Pareciera repetir un mismo ademán en El imperio de los sentimientos (donde leía viejas novelas sentimentales) y en La pasión y la excepción, donde manifiesta la misma fruición por fotografías de moda igualmente viejas. Como si la distancia temporal se le hiciera necesaria para bloquear las identificaciones ingenuas que la cultura atribuye al género femenino.
–Tendría que responder, de nuevo: las palabras. Mirando las fotos de Eva Perón, sobre todo las que van desde sus comienzos como actriz hasta su coronación como reina peronista del Estado de bienestar a la criolla, me di cuenta de que no se habían usado las palabras justas, las palabras que venían de aquellos años: bordados, recamados, telas, botones, lentejuelas, príncipe de Gales, corte cruzado, drapeado, forrado, pespunteado. Esas palabras son las que dialogan mejor con las fotos. Analizar esas fotos no fue un ejercicio de semiología, sino la reconstrucción de un vocabulario. Por supuesto, conozco ese vocabulario porque soy mujer y lo escuché en mi infancia, lo hablaban las mujeres de mi familia y las modistas. Estoy convencida de que ese vocabulario designa con exactitud, se trata de palabras especializadas, que forman parte de un saber. Y ese saber, el de la moda y el del cuerpo recubierto por la moda, produjo la imagen de Eva.

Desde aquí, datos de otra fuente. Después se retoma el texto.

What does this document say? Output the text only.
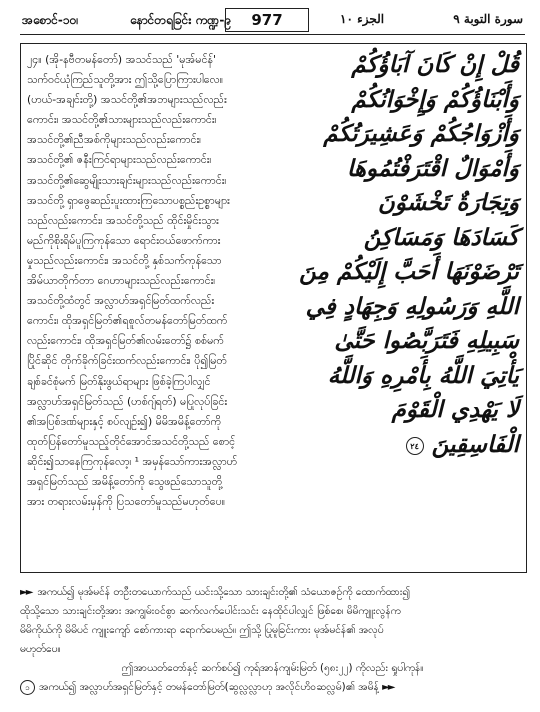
အစောင်-၁၀၊	နောင်တရခြင်း ကဏ္ဍ-၉	977	الجزء ١٠	سورة التوبة ٩
၂၄။ (အို-နဗီတမန်တော်) အသင်သည် 'မုအ်မင်န်'
သက်ဝင်ယုံကြည်သူတို့အား ဤသို့ပြောကြားပါလေ။
(ဟယ်-အချင်းတို့) အသင်တို့၏အဘများသည်လည်း
ကောင်း၊ အသင်တို့၏သားများသည်လည်းကောင်း၊
အသင်တို့၏ညီအစ်ကိုများသည်လည်းကောင်း၊
အသင်တို့၏ ဇနီးကြင်ရာများသည်လည်းကောင်း၊
အသင်တို့၏ဆွေမျိုးသားချင်းများသည်လည်းကောင်း၊
အသင်တို့ ရှာဖွေဆည်းပူးထားကြသောပစ္စည်းဥစ္စာများ
သည်လည်းကောင်း၊ အသင်တို့သည် ထိုင်းမှိုင်းသွား
မည်ကိုစိုးရိမ်ပူကြကုန်သော ရောင်းဝယ်ဖောက်ကား
မှုသည်လည်းကောင်း၊ အသင်တို့ နှစ်သက်ကုန်သော
အိမ်ယာတိုက်တာ ဂေဟာများသည်လည်းကောင်း၊
အသင်တို့ထံတွင် အလ္လာဟ်အရှင်မြတ်ထက်လည်း
ကောင်း၊ ထိုအရှင်မြတ်၏ရစူလ်တမန်တော်မြတ်ထက်
လည်းကောင်း၊ ထိုအရှင်မြတ်၏လမ်းတော်၌ စစ်မက်
ပြိုင်ဆိုင် တိုက်ခိုက်ခြင်းထက်လည်းကောင်း၊ ပို၍မြတ်
ချစ်ခင်စုံမက် မြတ်နိုးဖွယ်ရာများ ဖြစ်ခဲ့ကြပါလျှင်
အလ္လာဟ်အရှင်မြတ်သည် (ဟစ်ဂျ်ရတ်) မပြုလုပ်ခြင်း
၏အပြစ်ဒဏ်များနှင့် စပ်လျဉ်း၍) မိမိအမိန့်တော်ကို
ထုတ်ပြန်တော်မူသည့်တိုင်အောင်အသင်တို့သည် စောင့်
ဆိုင်း၍သာနေကြကုန်လော့၊ ¹ အမှန်သော်ကားအလ္လာဟ်
အရှင်မြတ်သည် အမိန့်တော်ကို သွေဖည်သောသူတို့
အား တရားလမ်းမှန်ကို ပြသတော်မူသည်မဟုတ်ပေ။
قُلْ إِنْ كَانَ آبَاؤُكُمْ
وَأَبْنَاؤُكُمْ وَإِخْوَانُكُمْ
وَأَزْوَاجُكُمْ وَعَشِيرَتُكُمْ
وَأَمْوَالٌ اقْتَرَفْتُمُوهَا
وَتِجَارَةٌ تَخْشَوْنَ
كَسَادَهَا وَمَسَاكِنُ
تَرْضَوْنَهَا أَحَبَّ إِلَيْكُمْ مِنَ
اللَّهِ وَرَسُولِهِ وَجِهَادٍ فِي
سَبِيلِهِ فَتَرَبَّصُوا حَتَّىٰ
يَأْتِيَ اللَّهُ بِأَمْرِهِ وَاللَّهُ
لَا يَهْدِي الْقَوْمَ
الْفَاسِقِينَ ٢٤
►► အကယ်၍ မုအ်မင်န် တဦးတယောက်သည် ယင်းသို့သော သားချင်းတို့၏ သံယောဇဉ်ကို ထောက်ထား၍
ထိုသို့သော သားချင်းတို့အား အကျွမ်းဝင်စွာ ဆက်လက်ပေါင်းသင်း နေထိုင်ပါလျှင် ဖြစ်စေ၊ မိမိကျူးလွန်က
မိမိကိုယ်ကို မိမိပင် ကျူးကျော် စော်ကားရာ ရောက်ပေမည်။ ဤသို့ ပြုမူခြင်းကား မုအ်မင်န်၏ အလုပ်
မဟုတ်ပေ။
ဤအာယတ်တော်နှင့် ဆက်စပ်၍ ကုရ်အာန်ကျမ်းမြတ် (၅၈း၂၂) ကိုလည်း ရှုပါကုန်။
၁ အကယ်၍ အလ္လာဟ်အရှင်မြတ်နှင့် တမန်တော်မြတ်(ဆွလ္လလ္လာဟု အလိုင်ဟိဝဆလ္လမ်)၏ အမိန့် ►►
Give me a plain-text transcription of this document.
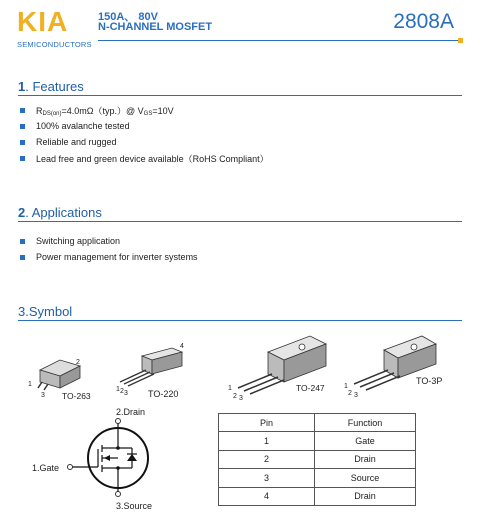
KIA
SEMICONDUCTORS
150A、 80V
N-CHANNEL MOSFET	2808A
1. Features
RDS(on)=4.0mΩ（typ.）@ VGS=10V
100% avalanche tested
Reliable and rugged
Lead free and green device available（RoHS Compliant）
2. Applications
Switching application
Power management for inverter systems
3.Symbol
2
1
3 TO-263
4
1 2 3 TO-220
1
2 3
TO-247	1
2 3
TO-3P
2.Drain
3.Source
1.Gate
Pin	Function
1	Gate
2	Drain
3	Source
4	Drain
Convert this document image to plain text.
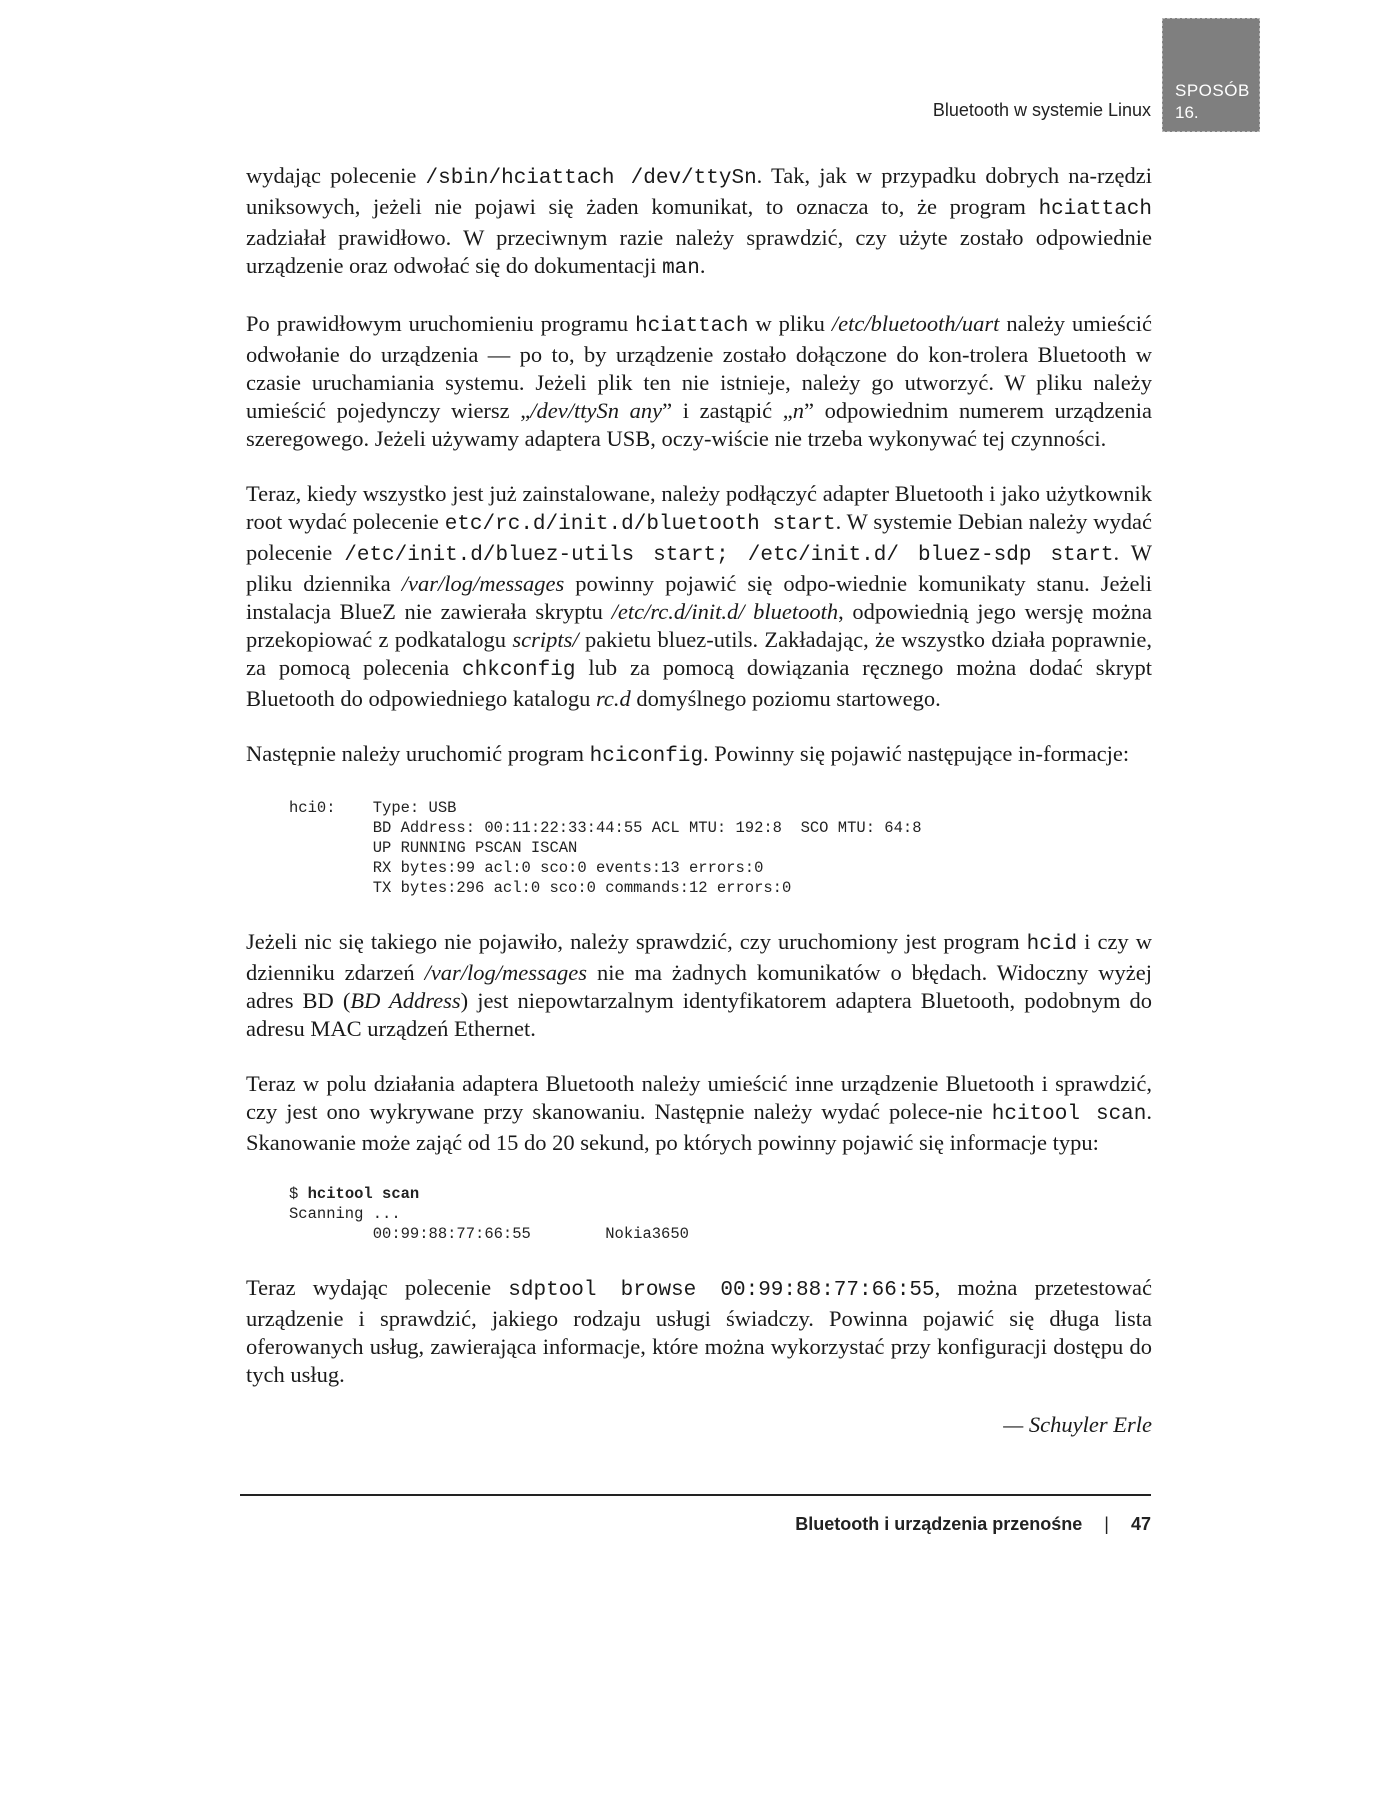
Bluetooth w systemie Linux
SPOSÓB
16.

wydając polecenie /sbin/hciattach /dev/ttySn. Tak, jak w przypadku dobrych na-rzędzi uniksowych, jeżeli nie pojawi się żaden komunikat, to oznacza to, że program hciattach zadziałał prawidłowo. W przeciwnym razie należy sprawdzić, czy użyte zostało odpowiednie urządzenie oraz odwołać się do dokumentacji man.

Po prawidłowym uruchomieniu programu hciattach w pliku /etc/bluetooth/uart należy umieścić odwołanie do urządzenia — po to, by urządzenie zostało dołączone do kon-trolera Bluetooth w czasie uruchamiania systemu. Jeżeli plik ten nie istnieje, należy go utworzyć. W pliku należy umieścić pojedynczy wiersz „/dev/ttySn any” i zastąpić „n” odpowiednim numerem urządzenia szeregowego. Jeżeli używamy adaptera USB, oczy-wiście nie trzeba wykonywać tej czynności.

Teraz, kiedy wszystko jest już zainstalowane, należy podłączyć adapter Bluetooth i jako użytkownik root wydać polecenie etc/rc.d/init.d/bluetooth start. W systemie Debian należy wydać polecenie /etc/init.d/bluez-utils start; /etc/init.d/ bluez-sdp start. W pliku dziennika /var/log/messages powinny pojawić się odpo-wiednie komunikaty stanu. Jeżeli instalacja BlueZ nie zawierała skryptu /etc/rc.d/init.d/ bluetooth, odpowiednią jego wersję można przekopiować z podkatalogu scripts/ pakietu bluez-utils. Zakładając, że wszystko działa poprawnie, za pomocą polecenia chkconfig lub za pomocą dowiązania ręcznego można dodać skrypt Bluetooth do odpowiedniego katalogu rc.d domyślnego poziomu startowego.

Następnie należy uruchomić program hciconfig. Powinny się pojawić następujące in-formacje:

hci0:    Type: USB
BD Address: 00:11:22:33:44:55 ACL MTU: 192:8  SCO MTU: 64:8
UP RUNNING PSCAN ISCAN
RX bytes:99 acl:0 sco:0 events:13 errors:0
TX bytes:296 acl:0 sco:0 commands:12 errors:0

Jeżeli nic się takiego nie pojawiło, należy sprawdzić, czy uruchomiony jest program hcid i czy w dzienniku zdarzeń /var/log/messages nie ma żadnych komunikatów o błędach. Widoczny wyżej adres BD (BD Address) jest niepowtarzalnym identyfikatorem adaptera Bluetooth, podobnym do adresu MAC urządzeń Ethernet.

Teraz w polu działania adaptera Bluetooth należy umieścić inne urządzenie Bluetooth i sprawdzić, czy jest ono wykrywane przy skanowaniu. Następnie należy wydać polece-nie hcitool scan. Skanowanie może zająć od 15 do 20 sekund, po których powinny pojawić się informacje typu:

$ hcitool scan
Scanning ...
00:99:88:77:66:55        Nokia3650

Teraz wydając polecenie sdptool browse 00:99:88:77:66:55, można przetestować urządzenie i sprawdzić, jakiego rodzaju usługi świadczy. Powinna pojawić się długa lista oferowanych usług, zawierająca informacje, które można wykorzystać przy konfiguracji dostępu do tych usług.

— Schuyler Erle
Bluetooth i urządzenia przenośne | 47
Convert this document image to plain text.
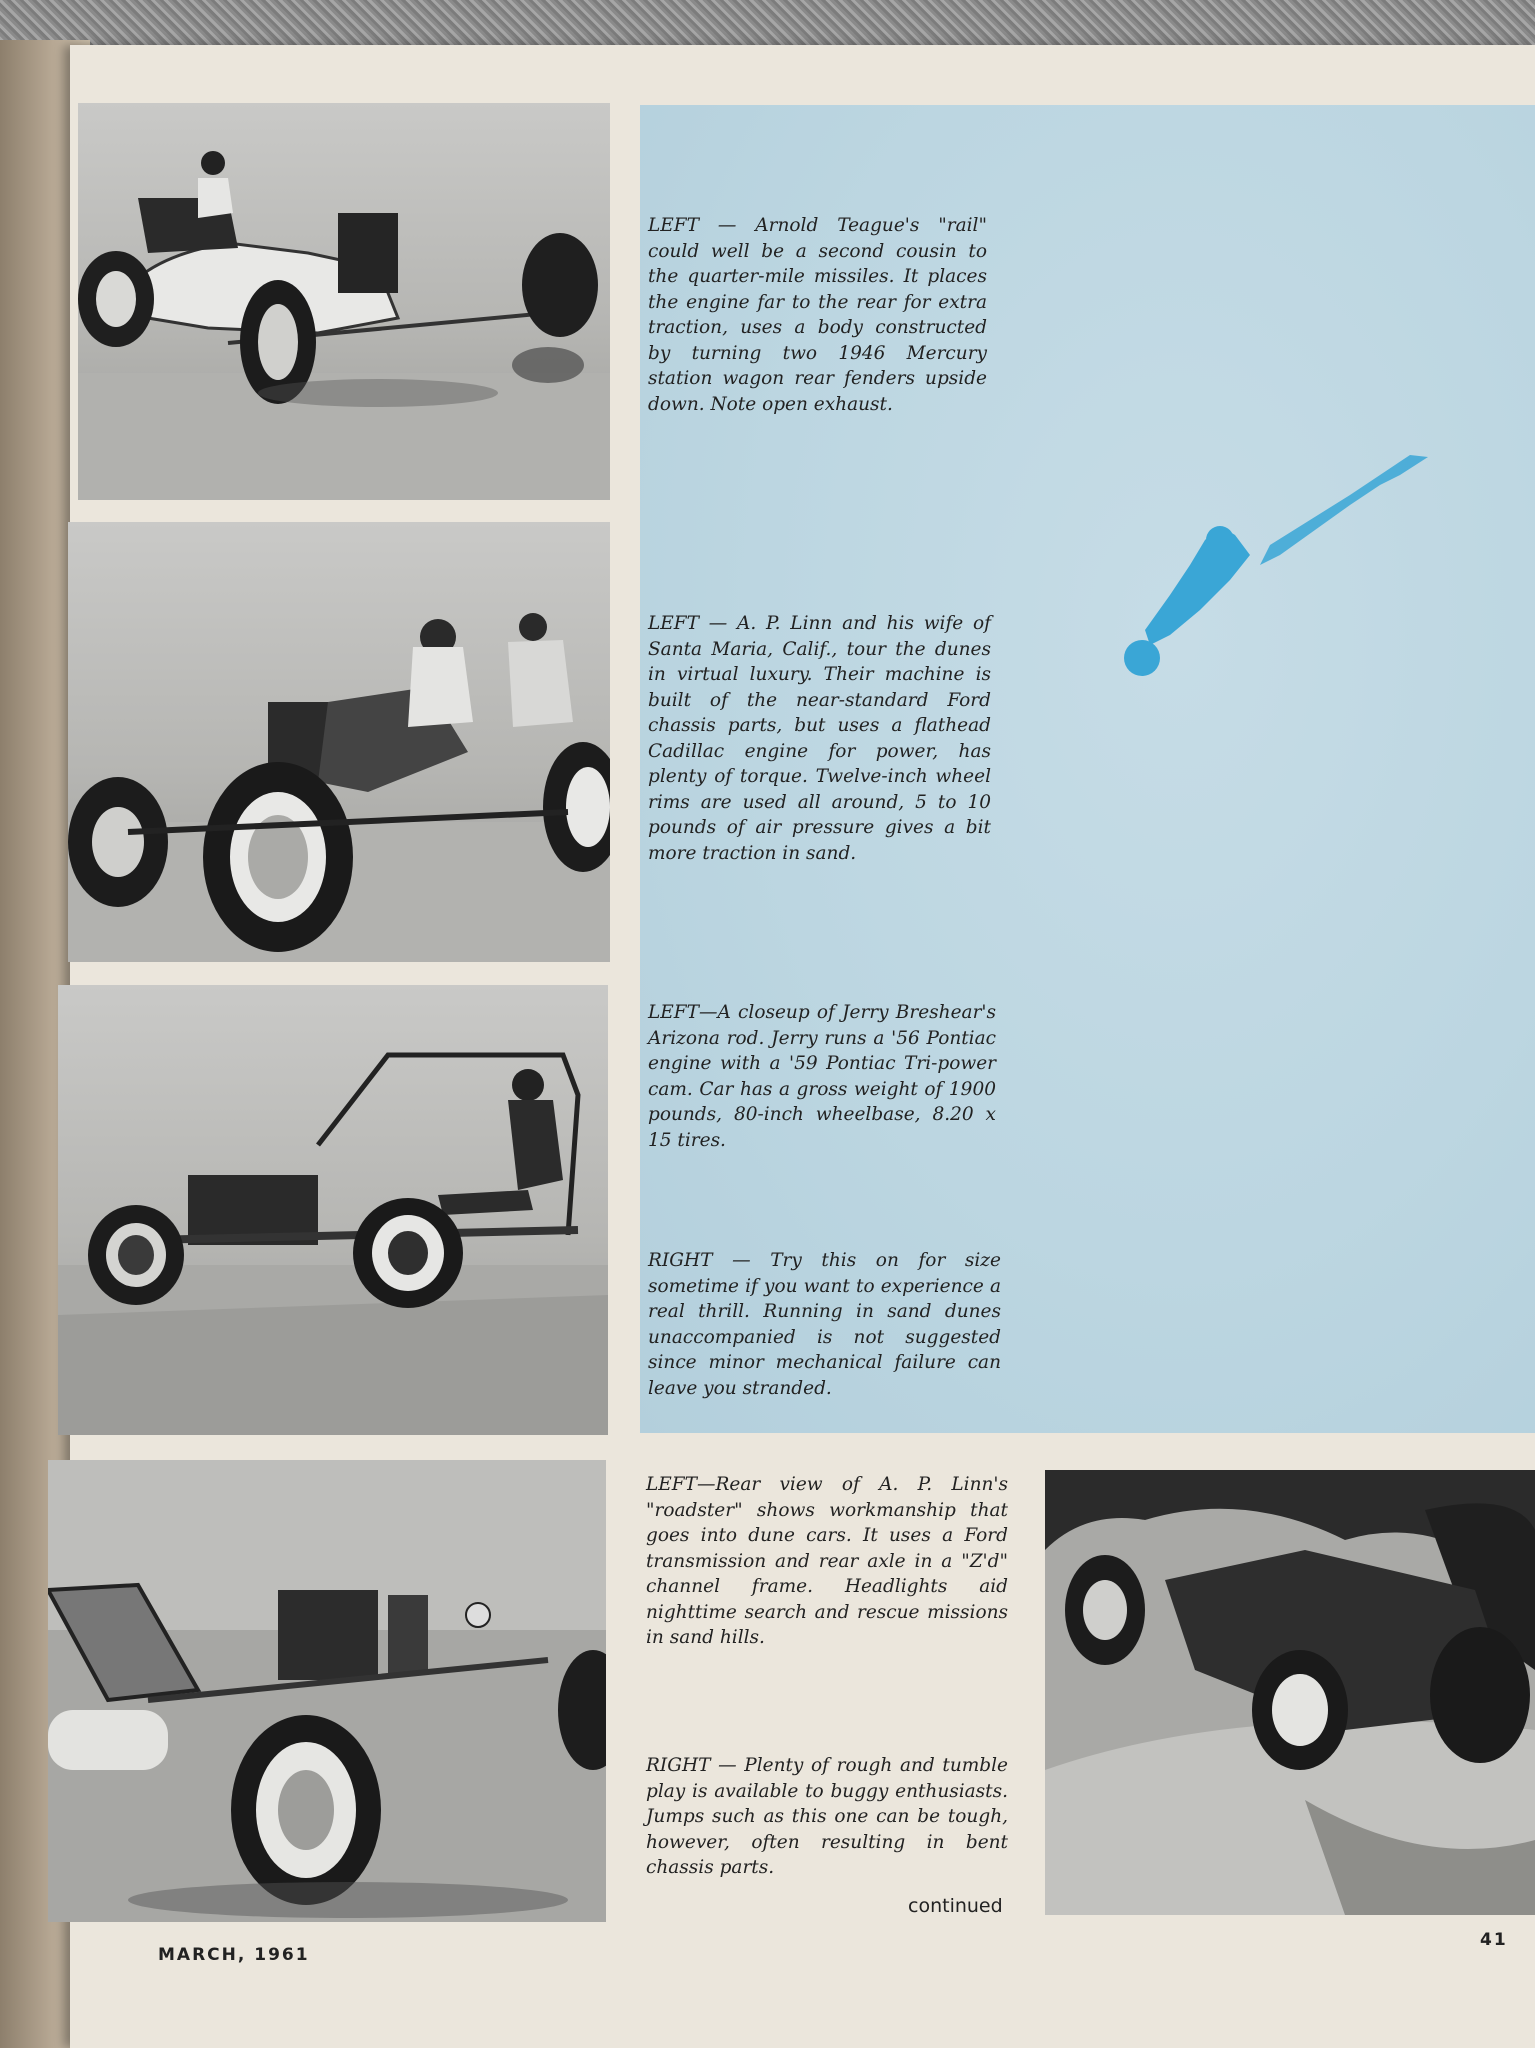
LEFT — Arnold Teague's "rail" could well be a second cousin to the quarter-mile missiles. It places the engine far to the rear for extra traction, uses a body constructed by turning two 1946 Mercury station wagon rear fenders upside down. Note open exhaust.

LEFT — A. P. Linn and his wife of Santa Maria, Calif., tour the dunes in virtual luxury. Their machine is built of the near-standard Ford chassis parts, but uses a flathead Cadillac engine for power, has plenty of torque. Twelve-inch wheel rims are used all around, 5 to 10 pounds of air pressure gives a bit more traction in sand.

LEFT—A closeup of Jerry Breshear's Arizona rod. Jerry runs a '56 Pontiac engine with a '59 Pontiac Tri-power cam. Car has a gross weight of 1900 pounds, 80-inch wheelbase, 8.20 x 15 tires.

RIGHT — Try this on for size sometime if you want to experience a real thrill. Running in sand dunes unaccompanied is not suggested since minor mechanical failure can leave you stranded.

LEFT—Rear view of A. P. Linn's "roadster" shows workmanship that goes into dune cars. It uses a Ford transmission and rear axle in a "Z'd" channel frame. Headlights aid nighttime search and rescue missions in sand hills.

RIGHT — Plenty of rough and tumble play is available to buggy enthusiasts. Jumps such as this one can be tough, however, often resulting in bent chassis parts.

continued
MARCH, 1961
41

No fue difícil porque, además, sentí el placer de la exactitud para describir bien lo que había sido bien hecho. Es probable que sea la sensibilidad de una mujer, pero no necesariamente sólo posible en una mujer. La sensibilidad atribuida a las mujeres tiene menos miedo a la banalidad y por eso, llegado el caso, se defiende mejor de lo banal.
Aunque no lo parece, su libro es fuertemente polémico, dado que trabaja con “sensibilidades” que, como usted señaló antes, están todavía vivas en la Argentina. ¿Contra qué interpretaciones de la historia política fue escrito este libro?
–Para ser franca, a este libro lo escribí en contra de la nostalgia de los años 70. No se necesita la nostalgia para pensar que había ideales allí que merecen ser respetados. Por otra parte quería explicarme algo que digo en el comienzo: ¿por qué leí con admiración e irritación, al mismo tiempo, un cuento de Borges publicado en los meses del secuestro de Aramburu; y por qué festejé su asesinato? Busqué una respuesta, lo cual representa, si se quiere, ese imposible que vale la pena intentar.